Stopping Lawwali from
begging will not eliminate the institution of almajirci. An enlightened
policy that feeds the almajiri from public funds, the same way the government
now feeds primary school children is more likely to keep them off the streets. They
may even stay back in schools, and teachers and sect leaders may accept some
practical accomodation of some elements of western education along with what
they teach. Not the farce that Jonathan slapped the north with, but a
sustainable arrangement that substantially stops street begging, allows for
continuation of Islamic teaching and creation of room for some western
education. If he has not done so already, el-Rufai should look at experiences
of states such as Kano in dealing with this problem.
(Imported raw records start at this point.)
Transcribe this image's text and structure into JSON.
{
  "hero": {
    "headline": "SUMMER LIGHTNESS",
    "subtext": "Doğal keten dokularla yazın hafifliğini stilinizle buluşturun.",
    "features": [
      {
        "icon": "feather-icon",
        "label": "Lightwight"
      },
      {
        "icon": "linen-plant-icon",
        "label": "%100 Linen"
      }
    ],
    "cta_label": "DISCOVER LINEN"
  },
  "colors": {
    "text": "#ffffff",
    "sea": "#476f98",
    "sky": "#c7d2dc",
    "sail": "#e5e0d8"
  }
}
It is important to remind
leaders that their task is to bridge distances between state and religion, not
to widen them.
Lawwali and millions of
almajirai will be with us for a long time. No one should celebrate or tolerate
this tragic projection. In spite of the belief of his parents that his youth,
sacrificed virtually in rags, hunger and exposure to damaging social tendencies
is a useful investment for his adult and next life, the reality is that he
deserves and can get better options for the same goals. He needs support that
challenges these beliefs, creates those better options and saves him from being
both a victim and a villain. In Kaduna State, he will spend the next few
months in a cat-and-mouse with government agents. His new challenge will be
resolved either in a manner that leaves his life substantially
unaffected, or by circumstances that alienate him further from a society that
believes the solution to his problem is to make it worse.